At 1:03 PM, Blogger pclarebu said...

I think the real trick in politics is to have people thinking they can succeed by their own efforts. John key represents this image to New Zealanders. The converse argument is that people feel they cannot succeed on their own and they need the government to do things for them - to save them. Labour traditionally represented this latter class of people who felt they worked hard but needed a government to give them what they deserved. The middle ground is probably existing somewhat left of centre and above is where this group lives that feel they can succeed on their own. This is the Group Key looks like the ultimate role model.

 
At 7:04 PM, Anonymous james NcGehan said...

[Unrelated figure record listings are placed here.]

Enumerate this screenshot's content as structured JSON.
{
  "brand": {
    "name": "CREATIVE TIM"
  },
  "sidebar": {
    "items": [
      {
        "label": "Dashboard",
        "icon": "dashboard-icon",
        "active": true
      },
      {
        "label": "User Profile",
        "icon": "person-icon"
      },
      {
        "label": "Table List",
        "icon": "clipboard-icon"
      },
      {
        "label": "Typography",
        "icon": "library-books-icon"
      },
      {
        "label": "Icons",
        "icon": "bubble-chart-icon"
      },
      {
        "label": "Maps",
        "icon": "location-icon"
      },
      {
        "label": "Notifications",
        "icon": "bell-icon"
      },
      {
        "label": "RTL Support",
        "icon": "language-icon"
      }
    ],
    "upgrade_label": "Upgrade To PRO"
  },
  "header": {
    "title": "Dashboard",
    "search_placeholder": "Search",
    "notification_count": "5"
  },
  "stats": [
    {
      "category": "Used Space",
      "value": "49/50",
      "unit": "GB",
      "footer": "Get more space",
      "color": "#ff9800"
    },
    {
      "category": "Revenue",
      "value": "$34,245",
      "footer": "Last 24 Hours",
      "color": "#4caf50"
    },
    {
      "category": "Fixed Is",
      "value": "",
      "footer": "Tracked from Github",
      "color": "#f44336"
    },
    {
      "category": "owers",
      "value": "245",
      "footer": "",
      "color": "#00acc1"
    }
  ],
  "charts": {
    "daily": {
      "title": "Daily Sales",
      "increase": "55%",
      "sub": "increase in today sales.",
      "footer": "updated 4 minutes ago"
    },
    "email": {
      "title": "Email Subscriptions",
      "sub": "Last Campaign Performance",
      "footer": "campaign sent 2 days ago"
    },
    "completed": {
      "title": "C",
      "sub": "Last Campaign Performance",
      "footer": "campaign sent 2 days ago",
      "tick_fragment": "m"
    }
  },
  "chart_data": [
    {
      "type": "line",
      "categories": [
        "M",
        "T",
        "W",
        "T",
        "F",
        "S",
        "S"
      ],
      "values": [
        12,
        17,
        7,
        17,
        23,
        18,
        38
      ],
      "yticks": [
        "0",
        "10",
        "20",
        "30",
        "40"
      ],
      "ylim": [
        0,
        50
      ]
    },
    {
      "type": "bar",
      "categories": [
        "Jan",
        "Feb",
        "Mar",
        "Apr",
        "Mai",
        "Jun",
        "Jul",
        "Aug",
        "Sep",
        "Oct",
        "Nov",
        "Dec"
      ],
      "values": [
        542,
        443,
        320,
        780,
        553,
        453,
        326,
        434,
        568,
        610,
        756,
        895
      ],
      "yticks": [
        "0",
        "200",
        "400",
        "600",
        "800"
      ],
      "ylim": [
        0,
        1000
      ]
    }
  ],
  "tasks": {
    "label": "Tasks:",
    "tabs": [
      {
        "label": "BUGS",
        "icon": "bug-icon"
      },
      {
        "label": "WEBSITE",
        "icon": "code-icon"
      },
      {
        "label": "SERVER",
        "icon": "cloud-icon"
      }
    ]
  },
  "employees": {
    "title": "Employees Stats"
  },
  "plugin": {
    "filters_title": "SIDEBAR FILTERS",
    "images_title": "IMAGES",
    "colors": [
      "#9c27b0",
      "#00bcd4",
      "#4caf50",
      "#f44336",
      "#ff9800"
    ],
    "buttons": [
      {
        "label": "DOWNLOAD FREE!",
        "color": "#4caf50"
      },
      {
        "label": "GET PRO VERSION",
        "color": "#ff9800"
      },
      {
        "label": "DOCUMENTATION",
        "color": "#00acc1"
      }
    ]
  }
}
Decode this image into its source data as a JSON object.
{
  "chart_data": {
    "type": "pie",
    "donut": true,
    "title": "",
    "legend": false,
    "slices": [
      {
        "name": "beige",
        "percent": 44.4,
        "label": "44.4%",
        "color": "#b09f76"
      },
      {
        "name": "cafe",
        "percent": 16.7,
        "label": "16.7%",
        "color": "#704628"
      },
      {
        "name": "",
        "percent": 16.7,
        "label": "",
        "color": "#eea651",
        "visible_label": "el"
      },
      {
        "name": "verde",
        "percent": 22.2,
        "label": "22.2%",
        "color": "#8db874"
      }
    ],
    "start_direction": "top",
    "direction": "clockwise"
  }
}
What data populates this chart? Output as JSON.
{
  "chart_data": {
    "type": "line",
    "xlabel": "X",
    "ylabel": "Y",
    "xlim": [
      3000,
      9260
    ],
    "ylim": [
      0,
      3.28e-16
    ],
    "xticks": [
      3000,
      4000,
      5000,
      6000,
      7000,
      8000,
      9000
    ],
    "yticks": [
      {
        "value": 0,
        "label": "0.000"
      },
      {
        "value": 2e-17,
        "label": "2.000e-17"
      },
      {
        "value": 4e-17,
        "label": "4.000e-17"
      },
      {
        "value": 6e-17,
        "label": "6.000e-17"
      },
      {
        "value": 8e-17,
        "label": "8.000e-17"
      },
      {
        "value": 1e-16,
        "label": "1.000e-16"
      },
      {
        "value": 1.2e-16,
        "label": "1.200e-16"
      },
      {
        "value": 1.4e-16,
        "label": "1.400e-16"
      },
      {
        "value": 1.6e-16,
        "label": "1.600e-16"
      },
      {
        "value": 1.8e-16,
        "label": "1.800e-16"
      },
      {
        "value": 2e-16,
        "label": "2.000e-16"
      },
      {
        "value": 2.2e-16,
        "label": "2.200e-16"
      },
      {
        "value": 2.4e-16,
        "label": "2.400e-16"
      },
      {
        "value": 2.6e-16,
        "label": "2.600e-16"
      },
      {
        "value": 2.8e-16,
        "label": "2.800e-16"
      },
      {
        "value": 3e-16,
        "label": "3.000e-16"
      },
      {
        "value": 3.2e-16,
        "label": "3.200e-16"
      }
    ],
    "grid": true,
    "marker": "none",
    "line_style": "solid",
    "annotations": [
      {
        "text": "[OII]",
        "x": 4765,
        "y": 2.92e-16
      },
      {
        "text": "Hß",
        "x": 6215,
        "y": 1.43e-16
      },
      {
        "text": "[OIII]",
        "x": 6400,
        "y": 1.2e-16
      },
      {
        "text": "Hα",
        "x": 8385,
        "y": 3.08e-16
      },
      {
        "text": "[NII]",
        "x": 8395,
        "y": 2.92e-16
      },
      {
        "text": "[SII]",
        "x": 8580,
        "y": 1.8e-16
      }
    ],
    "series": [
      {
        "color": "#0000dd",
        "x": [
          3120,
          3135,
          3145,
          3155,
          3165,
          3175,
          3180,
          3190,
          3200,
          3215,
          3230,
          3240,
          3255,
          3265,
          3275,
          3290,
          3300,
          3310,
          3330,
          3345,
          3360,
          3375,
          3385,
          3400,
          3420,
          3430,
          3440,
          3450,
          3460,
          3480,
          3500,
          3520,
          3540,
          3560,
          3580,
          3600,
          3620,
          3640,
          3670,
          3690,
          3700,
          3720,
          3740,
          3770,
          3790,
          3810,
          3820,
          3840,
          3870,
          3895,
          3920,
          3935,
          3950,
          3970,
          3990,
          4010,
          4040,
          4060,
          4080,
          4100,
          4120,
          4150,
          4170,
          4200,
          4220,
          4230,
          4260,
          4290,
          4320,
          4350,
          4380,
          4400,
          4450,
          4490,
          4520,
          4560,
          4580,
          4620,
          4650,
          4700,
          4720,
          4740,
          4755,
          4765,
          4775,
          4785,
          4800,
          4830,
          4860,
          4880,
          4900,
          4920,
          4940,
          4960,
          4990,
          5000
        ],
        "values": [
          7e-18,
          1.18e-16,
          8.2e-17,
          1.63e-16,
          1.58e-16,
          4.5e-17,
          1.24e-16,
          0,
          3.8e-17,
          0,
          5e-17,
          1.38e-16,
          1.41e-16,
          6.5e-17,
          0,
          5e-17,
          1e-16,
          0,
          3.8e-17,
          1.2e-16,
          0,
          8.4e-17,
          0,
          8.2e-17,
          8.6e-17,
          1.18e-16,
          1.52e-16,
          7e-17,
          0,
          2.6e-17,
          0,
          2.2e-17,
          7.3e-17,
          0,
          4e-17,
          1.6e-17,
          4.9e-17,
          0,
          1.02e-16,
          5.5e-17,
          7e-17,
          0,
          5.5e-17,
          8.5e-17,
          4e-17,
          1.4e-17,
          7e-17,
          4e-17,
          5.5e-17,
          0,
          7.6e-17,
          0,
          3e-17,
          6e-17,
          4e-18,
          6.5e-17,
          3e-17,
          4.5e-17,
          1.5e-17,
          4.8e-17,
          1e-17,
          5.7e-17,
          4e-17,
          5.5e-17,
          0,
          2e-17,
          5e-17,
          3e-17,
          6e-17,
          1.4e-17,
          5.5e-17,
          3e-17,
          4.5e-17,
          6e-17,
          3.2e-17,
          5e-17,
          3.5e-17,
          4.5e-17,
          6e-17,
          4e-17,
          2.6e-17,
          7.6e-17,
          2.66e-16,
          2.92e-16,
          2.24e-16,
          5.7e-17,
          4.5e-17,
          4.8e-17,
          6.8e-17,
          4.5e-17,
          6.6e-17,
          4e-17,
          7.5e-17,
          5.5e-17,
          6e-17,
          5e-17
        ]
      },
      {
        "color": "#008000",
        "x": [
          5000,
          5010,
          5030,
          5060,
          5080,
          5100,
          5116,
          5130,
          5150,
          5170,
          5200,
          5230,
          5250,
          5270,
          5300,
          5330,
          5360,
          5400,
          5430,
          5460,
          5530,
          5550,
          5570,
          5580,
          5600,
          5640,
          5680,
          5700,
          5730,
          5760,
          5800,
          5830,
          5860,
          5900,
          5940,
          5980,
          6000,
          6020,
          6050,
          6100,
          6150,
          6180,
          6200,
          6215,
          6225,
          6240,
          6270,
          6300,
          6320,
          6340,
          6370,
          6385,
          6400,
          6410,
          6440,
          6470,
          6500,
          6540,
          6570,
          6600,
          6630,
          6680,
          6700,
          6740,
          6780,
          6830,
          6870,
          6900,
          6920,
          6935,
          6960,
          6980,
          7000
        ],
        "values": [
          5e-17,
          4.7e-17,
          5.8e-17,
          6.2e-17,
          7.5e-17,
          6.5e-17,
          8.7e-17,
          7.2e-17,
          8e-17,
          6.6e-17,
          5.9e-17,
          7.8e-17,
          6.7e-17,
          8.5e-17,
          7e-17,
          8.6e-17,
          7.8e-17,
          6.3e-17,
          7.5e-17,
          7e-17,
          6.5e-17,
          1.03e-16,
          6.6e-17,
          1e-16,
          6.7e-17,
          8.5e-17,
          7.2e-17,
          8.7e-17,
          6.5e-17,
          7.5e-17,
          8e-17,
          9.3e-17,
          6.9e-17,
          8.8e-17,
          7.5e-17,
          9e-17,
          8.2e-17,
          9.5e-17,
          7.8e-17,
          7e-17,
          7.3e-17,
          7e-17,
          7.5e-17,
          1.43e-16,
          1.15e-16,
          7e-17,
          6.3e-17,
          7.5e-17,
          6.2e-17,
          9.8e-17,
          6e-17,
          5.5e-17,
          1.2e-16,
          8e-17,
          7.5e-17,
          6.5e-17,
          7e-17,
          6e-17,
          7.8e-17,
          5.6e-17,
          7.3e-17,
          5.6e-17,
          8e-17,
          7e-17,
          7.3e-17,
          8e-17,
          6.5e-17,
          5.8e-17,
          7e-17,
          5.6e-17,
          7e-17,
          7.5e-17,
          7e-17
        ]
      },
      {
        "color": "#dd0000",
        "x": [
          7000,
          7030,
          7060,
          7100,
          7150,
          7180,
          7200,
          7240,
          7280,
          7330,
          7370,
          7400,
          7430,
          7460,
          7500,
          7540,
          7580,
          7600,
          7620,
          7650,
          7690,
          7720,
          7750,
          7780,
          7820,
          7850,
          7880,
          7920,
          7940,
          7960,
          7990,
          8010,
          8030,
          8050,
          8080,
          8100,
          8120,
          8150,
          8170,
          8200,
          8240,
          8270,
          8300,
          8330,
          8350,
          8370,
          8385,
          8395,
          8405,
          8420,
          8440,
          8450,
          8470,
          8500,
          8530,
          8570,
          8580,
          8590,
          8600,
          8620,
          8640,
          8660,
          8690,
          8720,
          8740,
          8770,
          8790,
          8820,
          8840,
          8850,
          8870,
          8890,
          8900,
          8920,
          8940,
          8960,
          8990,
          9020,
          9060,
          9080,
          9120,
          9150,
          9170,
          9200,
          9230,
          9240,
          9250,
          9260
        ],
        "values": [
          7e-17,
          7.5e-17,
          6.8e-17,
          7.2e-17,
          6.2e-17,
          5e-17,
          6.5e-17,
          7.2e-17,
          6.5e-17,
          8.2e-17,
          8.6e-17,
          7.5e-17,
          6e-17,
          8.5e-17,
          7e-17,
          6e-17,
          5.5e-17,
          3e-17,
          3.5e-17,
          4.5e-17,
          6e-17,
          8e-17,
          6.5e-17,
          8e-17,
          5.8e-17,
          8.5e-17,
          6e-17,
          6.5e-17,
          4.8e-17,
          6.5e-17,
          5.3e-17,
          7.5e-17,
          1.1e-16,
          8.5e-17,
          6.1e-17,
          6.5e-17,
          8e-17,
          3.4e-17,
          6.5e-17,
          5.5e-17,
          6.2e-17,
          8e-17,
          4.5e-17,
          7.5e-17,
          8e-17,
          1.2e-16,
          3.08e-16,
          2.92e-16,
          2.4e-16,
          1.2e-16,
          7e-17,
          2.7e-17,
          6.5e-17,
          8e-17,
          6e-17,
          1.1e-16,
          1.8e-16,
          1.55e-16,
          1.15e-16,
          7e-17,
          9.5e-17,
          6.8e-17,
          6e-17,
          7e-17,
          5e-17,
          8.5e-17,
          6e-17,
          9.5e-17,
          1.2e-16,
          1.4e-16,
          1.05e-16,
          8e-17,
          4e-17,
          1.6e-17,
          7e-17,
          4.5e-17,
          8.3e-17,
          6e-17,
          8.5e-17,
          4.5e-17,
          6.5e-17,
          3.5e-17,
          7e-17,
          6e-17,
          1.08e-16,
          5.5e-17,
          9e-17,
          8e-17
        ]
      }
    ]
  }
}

McGehan Close was part of a time when workers knew all they would need was a hand up and they'd do the rest themselves. Now it is full of people who live on benefits and never work. Labour politicians never use the term "worker", preferring "low'n'middle income".
Why so shy? Without work we cannot have any kind of community or society and if the National party are the only ones who recognise this are they really so bright? Or are their opponents not so bright?